QVC has also found success with its own brands. In the past few years, the company has ramped up development of private-label products, which now constitute a third of its sales. A bedding line called Northern Nights brings in more than $50 million a year, and Dialogue, QVC's sportswear brand, is among the network's top sellers in apparel. After noticing customer interest in Dialogue's Modal natural-fabric items, Daggett spun off Freelance--a clothing line made entirely of that fabric.

Skeptics point out that QVC is nearing full U.S. penetration--it now reaches 90 million of America's 92 million households with pay TV--implying that future growth is limited. Daggett counters that, with less than 10 percent of households that get QVC currently making purchases, there are plenty of potential new customers. The key, she says, will be to offer a wider array of merchandise and more well-known brands. "We've been on the cusp of being a very sexy place to shop for a long time," Daggett says. "National brands make us easier to trust."

Nevertheless, she admits that luring big-name companies has not been easy. Many believe that an association with home shopping will taint their brands: Dean Factor, grandson of makeup mogul Max Factor, reportedly said that Saks and Neiman Marcus refused to carry his Smashbox cosmetics line because it appeared on QVC in the 1990s. Others fear that QVC will cannibalize traditional sales channels. "I've been politely told 'no' more times than I care to count," Daggett says.

But thanks to a growing library of case studies illustrating QVC's positive impact, the tide seems to be turning. Since Michael Dell's 2002 on-air debut, his company has been doing $100 million in sales on QVC annually. And Daggett scored a major coup in 2003, when, after years of pursuit, Estée Lauder agreed to test its high-end Prescriptives cosmetics brand on QVC. Of the first 50,000 viewers who purchased Prescriptives products, 76 percent were new customers for Lauder.

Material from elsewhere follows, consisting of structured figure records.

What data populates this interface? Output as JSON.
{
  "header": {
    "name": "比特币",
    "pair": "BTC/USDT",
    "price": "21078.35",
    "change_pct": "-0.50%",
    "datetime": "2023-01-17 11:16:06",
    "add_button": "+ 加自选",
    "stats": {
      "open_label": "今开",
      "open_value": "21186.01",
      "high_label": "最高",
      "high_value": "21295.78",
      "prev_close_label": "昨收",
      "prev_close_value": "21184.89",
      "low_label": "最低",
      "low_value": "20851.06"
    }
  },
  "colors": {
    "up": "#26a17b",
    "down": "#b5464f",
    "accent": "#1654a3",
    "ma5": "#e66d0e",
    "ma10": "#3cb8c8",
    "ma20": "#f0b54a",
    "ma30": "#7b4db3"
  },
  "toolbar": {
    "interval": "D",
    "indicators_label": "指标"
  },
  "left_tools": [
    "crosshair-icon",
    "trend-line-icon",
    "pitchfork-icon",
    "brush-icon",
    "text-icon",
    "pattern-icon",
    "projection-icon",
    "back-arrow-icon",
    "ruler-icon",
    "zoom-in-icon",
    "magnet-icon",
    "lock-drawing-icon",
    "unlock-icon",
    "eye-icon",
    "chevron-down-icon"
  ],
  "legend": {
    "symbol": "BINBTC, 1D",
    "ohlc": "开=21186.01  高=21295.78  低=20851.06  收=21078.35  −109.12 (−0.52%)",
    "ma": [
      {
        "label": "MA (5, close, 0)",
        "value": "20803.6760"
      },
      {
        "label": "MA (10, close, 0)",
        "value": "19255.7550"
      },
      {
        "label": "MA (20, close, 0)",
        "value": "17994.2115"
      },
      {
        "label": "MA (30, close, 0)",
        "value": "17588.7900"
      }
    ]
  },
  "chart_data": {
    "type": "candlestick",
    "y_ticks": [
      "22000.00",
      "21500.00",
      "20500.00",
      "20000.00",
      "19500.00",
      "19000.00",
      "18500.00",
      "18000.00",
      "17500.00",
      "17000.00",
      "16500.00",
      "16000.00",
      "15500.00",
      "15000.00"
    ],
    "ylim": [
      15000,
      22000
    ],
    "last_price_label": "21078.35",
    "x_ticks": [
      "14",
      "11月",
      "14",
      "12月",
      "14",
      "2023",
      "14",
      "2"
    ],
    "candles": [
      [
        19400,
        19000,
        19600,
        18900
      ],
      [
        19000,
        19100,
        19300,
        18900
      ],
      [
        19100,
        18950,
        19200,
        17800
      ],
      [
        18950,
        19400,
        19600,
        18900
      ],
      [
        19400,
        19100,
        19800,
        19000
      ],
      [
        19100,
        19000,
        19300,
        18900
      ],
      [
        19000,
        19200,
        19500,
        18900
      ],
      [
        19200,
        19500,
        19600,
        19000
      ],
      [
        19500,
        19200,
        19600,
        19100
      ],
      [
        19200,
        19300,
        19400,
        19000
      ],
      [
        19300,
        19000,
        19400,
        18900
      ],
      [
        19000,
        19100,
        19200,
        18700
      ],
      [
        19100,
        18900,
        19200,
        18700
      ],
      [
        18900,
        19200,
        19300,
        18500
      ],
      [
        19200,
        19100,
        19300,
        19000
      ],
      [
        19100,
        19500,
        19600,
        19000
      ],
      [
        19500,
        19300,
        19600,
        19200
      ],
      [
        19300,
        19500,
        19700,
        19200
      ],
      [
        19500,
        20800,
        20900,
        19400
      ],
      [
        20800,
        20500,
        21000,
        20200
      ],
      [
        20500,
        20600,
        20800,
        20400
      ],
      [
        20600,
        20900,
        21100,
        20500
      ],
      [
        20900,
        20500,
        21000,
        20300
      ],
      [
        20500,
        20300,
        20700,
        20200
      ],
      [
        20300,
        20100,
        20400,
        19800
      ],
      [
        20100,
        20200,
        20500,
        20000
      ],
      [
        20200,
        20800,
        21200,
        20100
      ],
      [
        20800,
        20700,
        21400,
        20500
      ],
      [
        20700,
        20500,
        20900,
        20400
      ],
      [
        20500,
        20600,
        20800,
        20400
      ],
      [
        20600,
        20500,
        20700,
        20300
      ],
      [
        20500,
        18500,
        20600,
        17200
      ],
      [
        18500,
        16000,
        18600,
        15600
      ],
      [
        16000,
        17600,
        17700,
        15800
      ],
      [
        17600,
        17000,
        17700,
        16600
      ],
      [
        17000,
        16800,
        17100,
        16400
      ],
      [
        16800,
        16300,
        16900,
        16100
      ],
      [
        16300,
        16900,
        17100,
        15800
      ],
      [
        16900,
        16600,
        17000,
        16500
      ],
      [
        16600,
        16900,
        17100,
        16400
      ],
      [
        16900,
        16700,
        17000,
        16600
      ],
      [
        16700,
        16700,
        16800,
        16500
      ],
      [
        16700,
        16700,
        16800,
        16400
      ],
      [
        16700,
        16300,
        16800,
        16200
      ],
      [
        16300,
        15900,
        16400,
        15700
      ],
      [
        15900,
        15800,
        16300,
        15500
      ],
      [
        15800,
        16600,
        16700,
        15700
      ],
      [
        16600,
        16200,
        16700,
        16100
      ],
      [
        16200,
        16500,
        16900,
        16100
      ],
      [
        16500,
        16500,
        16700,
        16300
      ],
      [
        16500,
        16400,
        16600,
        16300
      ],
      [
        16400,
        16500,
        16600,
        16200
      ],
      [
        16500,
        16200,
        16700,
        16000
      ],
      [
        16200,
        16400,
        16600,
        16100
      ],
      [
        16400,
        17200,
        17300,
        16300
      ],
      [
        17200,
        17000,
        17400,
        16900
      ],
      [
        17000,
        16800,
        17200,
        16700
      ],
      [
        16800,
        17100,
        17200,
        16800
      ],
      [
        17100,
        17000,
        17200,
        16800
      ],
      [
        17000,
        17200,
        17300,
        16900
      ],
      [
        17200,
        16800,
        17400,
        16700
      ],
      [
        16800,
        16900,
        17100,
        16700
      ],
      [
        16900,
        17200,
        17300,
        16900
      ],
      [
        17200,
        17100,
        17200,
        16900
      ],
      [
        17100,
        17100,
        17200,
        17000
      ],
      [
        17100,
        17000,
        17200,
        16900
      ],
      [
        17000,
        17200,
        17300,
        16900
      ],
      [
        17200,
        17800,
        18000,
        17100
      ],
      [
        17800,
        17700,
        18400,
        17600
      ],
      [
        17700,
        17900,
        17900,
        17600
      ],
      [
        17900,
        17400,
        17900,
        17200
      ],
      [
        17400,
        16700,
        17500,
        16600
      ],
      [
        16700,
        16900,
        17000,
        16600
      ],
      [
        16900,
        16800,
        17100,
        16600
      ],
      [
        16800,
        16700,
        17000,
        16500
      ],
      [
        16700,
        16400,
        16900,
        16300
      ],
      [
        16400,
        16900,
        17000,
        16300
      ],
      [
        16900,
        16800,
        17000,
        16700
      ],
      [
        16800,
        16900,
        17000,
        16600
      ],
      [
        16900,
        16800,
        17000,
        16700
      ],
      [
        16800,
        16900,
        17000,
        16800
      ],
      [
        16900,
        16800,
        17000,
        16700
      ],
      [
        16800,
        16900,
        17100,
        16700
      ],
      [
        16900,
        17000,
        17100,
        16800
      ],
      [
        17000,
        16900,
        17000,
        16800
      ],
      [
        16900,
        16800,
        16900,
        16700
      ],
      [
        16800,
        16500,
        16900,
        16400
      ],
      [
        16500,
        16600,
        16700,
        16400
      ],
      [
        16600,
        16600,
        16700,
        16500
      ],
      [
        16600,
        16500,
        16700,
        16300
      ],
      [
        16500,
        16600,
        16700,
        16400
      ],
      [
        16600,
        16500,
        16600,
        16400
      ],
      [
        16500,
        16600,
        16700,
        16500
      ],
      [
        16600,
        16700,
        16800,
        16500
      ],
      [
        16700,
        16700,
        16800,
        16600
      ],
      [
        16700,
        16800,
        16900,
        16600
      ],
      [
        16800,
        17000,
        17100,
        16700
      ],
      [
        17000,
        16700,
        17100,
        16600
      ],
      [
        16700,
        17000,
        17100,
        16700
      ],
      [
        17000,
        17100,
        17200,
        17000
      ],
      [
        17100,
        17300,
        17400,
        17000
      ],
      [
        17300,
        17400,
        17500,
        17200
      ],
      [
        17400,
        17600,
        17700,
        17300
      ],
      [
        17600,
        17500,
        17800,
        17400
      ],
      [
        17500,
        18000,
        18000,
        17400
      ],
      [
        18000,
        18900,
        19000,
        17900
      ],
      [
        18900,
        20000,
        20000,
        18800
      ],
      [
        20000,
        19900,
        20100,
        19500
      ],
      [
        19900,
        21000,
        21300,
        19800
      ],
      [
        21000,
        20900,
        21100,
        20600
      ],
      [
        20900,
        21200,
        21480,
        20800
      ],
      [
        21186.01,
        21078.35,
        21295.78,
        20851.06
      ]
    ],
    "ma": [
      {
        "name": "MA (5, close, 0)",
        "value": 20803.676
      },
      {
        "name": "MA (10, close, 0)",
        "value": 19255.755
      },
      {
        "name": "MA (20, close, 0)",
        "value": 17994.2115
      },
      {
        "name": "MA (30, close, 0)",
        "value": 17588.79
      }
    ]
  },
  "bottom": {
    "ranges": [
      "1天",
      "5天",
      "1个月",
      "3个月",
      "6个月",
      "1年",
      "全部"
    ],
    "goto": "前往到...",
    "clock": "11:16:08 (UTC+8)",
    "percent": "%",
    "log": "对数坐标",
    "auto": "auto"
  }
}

In addition, traffic to Prescriptives counters in stores jumped 5 percent in the week after the brand's QVC airing.

In fact, what may be most attractive to national brands is QVC's value as a marketing tool to increase sales through traditional channels. It provides a forum for product demos, and QVC estimates that for every 10,000 orders it receives, 1.5 million people are watching. In 2004 the network gave away $1,000 rebate coupons for GM's Saturn division, driving $60 million in new car purchases. Birkenstock, which first appeared on QVC in 1996, estimates that its QVC airtime is worth at least $8 million in traditional advertising. The shoemaker even alerts its brick-and-mortar stores in advance of on-air appearances to allow them to stock up: Some stores have seen demand jump as much as 5 percent the following week.

Daggett has also pursued a host of branding partnerships to lure those who might otherwise flip past QVC. In June, QVC introduced the Antiques Road Show collection, an exclusive line of vintage jewelry inspired by the eponymous public-TV program, and in August, Condé Nast's Lucky magazine shipped a special "Lucky Shops QVC" edition to 80,000 viewers who bought subscriptions. Daggett made an appearance last October on The Apprentice, in which the hit TV show's two teams tried to sell products on the air. More recently, in a tie-in with the Bravo reality show Blow Out, celebrity hairdresser Jonathan Antin sold more than 35,000 units of his hair-care line, making his the most successful hair product launch in QVC's history.

Of course, Daggett recognizes that it will take time to shed home shopping's historical baggage. She says the challenge will be to attract new shoppers while not alienating the current clientele. "The last thing we want to do," she says, "is to change the brand and not have our customers travel along with us."

If the live audience for "Decade of Discoveries" is any indication, QVC's loyal fans seem ready for Daggett's ride. As the show ends, 64-year-old Becky Lawson of Newark, Del., pops out of her seat to have her picture taken with any QVC employee she can find. Known to her friends jokingly as the "QVC queen," she says virtually everything she owns--clothes, furniture, cookware--was bought from QVC vendors. "I almost never go to the store anymore except for groceries," she says. "It's entertaining. They're like friends."